Reis, ayatollahs e comunistas no Irão: nada de novo nos últimos 2000 anos




Dizia hoje um destes comentadeiros Rel. Int. de serviço que o Irão constitui um estranho caso, porquanto ali travou-se uma "atípica" luta sem quartel entre os fundamentalistas "totalitários" e "medievais", seguidores dos ayatollah's, e os militantes do partido comunista Tudeh. Terminou com o queixume à la carte do politicamente correcto: "os defensores da democracia e da economia de mercado parecem ainda minoritários". Surpreende-me que tais comentadeiros não se dêem ao trabalho de compulsar os sete volumes da The Cambridge History of Iran, a grande obra de referência editada desde a década de 60 pela insuspeita Cambridge. 
Ali poderiam, sem risco de emissão de cheques carecas, aperceber-se que no Irão a vida política sempre esteve polarizada entre o poder religioso, o poder régio e recorrentes explosões de violência popular.

O Xá Reza Pahlavi foi deposto pela acção conjugada da fronda dos Ayatollahs e da subversão armada do Partido Comunista.

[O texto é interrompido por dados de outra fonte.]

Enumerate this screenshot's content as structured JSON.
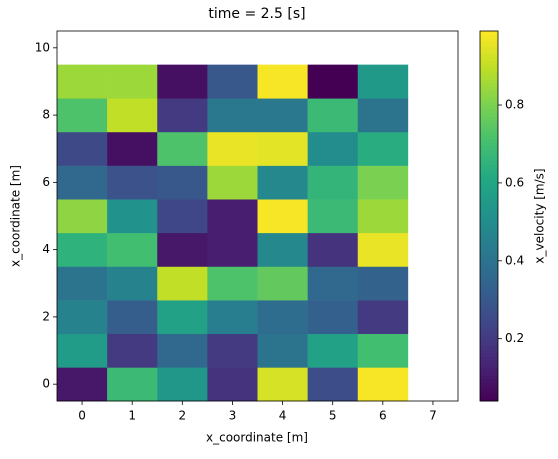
{
  "chart_data": {
    "type": "heatmap",
    "title": "time = 2.5 [s]",
    "x_label": "x_coordinate [m]",
    "y_label": "x_coordinate [m]",
    "x": [
      0,
      1,
      2,
      3,
      4,
      5,
      6,
      7
    ],
    "y": [
      0,
      1,
      2,
      3,
      4,
      5,
      6,
      7,
      8,
      9,
      10
    ],
    "z": [
      [
        0.1,
        0.68,
        0.54,
        0.18,
        0.93,
        0.26,
        0.98
      ],
      [
        0.56,
        0.2,
        0.36,
        0.2,
        0.4,
        0.58,
        0.7
      ],
      [
        0.46,
        0.32,
        0.58,
        0.44,
        0.38,
        0.33,
        0.2
      ],
      [
        0.4,
        0.46,
        0.9,
        0.72,
        0.76,
        0.36,
        0.34
      ],
      [
        0.65,
        0.7,
        0.1,
        0.12,
        0.48,
        0.18,
        0.96
      ],
      [
        0.83,
        0.52,
        0.24,
        0.12,
        0.98,
        0.68,
        0.85
      ],
      [
        0.36,
        0.28,
        0.3,
        0.85,
        0.48,
        0.66,
        0.8
      ],
      [
        0.25,
        0.08,
        0.72,
        0.96,
        0.95,
        0.5,
        0.63
      ],
      [
        0.72,
        0.9,
        0.2,
        0.42,
        0.42,
        0.68,
        0.4
      ],
      [
        0.85,
        0.85,
        0.08,
        0.3,
        0.98,
        0.04,
        0.55
      ]
    ],
    "xlim": [
      -0.5,
      7.5
    ],
    "ylim": [
      -0.5,
      10.5
    ],
    "xticks": [
      0,
      1,
      2,
      3,
      4,
      5,
      6,
      7
    ],
    "yticks": [
      0,
      2,
      4,
      6,
      8,
      10
    ],
    "colormap": "viridis",
    "clim": [
      0.04,
      0.99
    ],
    "cticks": [
      0.2,
      0.4,
      0.6,
      0.8
    ],
    "colorbar_label": "x_velocity [m/s]"
  }
}
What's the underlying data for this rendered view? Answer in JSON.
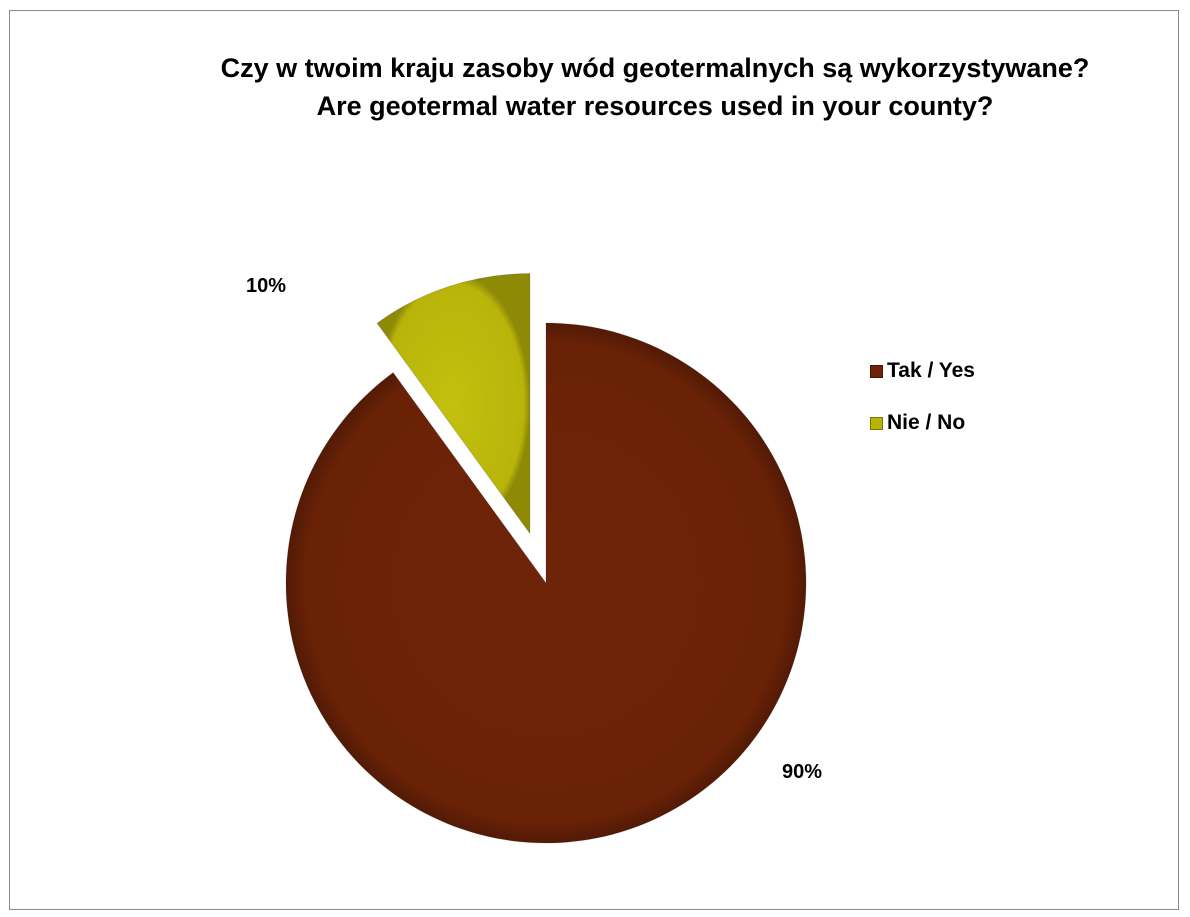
{
  "chart_data": {
    "type": "pie",
    "title_lines": [
      "Czy w twoim kraju zasoby wód geotermalnych są wykorzystywane?",
      "Are geotermal water resources used in your county?"
    ],
    "categories": [
      "Tak / Yes",
      "Nie / No"
    ],
    "values": [
      90,
      10
    ],
    "data_labels": [
      "90%",
      "10%"
    ],
    "colors": [
      "#6e2408",
      "#b8b40a"
    ],
    "exploded": [
      false,
      true
    ],
    "legend_position": "right"
  }
}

Nada de novo. No Irão antigo dos Partos e Sassânidas - ou seja, no Irão pré-islâmico - os sacerdotes mazdeístas disputaram o poder aos reis, sendo o chefe dos magos, primaz do Zoroastrismo, um fazedor e destruidor de reis apoiado pela nobreza regional. Por volta do século V da nossa era, apareceu um profeta chamado Mazdak, talvez um maniqueísta (seguidor de Maniqueu) cuja doutrina proclamava o total despojamento e a criação de uma sociedade igualitária assente na propriedade colectiva dos bens de produção. Este movimento, a que os historiadores com toda a propriedade crismam de "comunista", causou terríveis devastações entre a nobreza terra-tenente. Para pôr fim à anarquia, ressurgiu o poder arbitral do Shah-in-Shah (Rei de Reis, ou seja, imperador), que domesticou o clero mazdeísta, reduzindo-lhe o poder temporal, e suprimiu a revolta comunista.

Assim, o Irão do futuro não será certamente "liberal e democrático" à ocidental, mas uma monarquia que restabelecerá a preeminência do poder régio, compelindo a hierarquia xiíta às suas funções na esfera religiosa e impedindo o ressurgimento do Partido Comunista.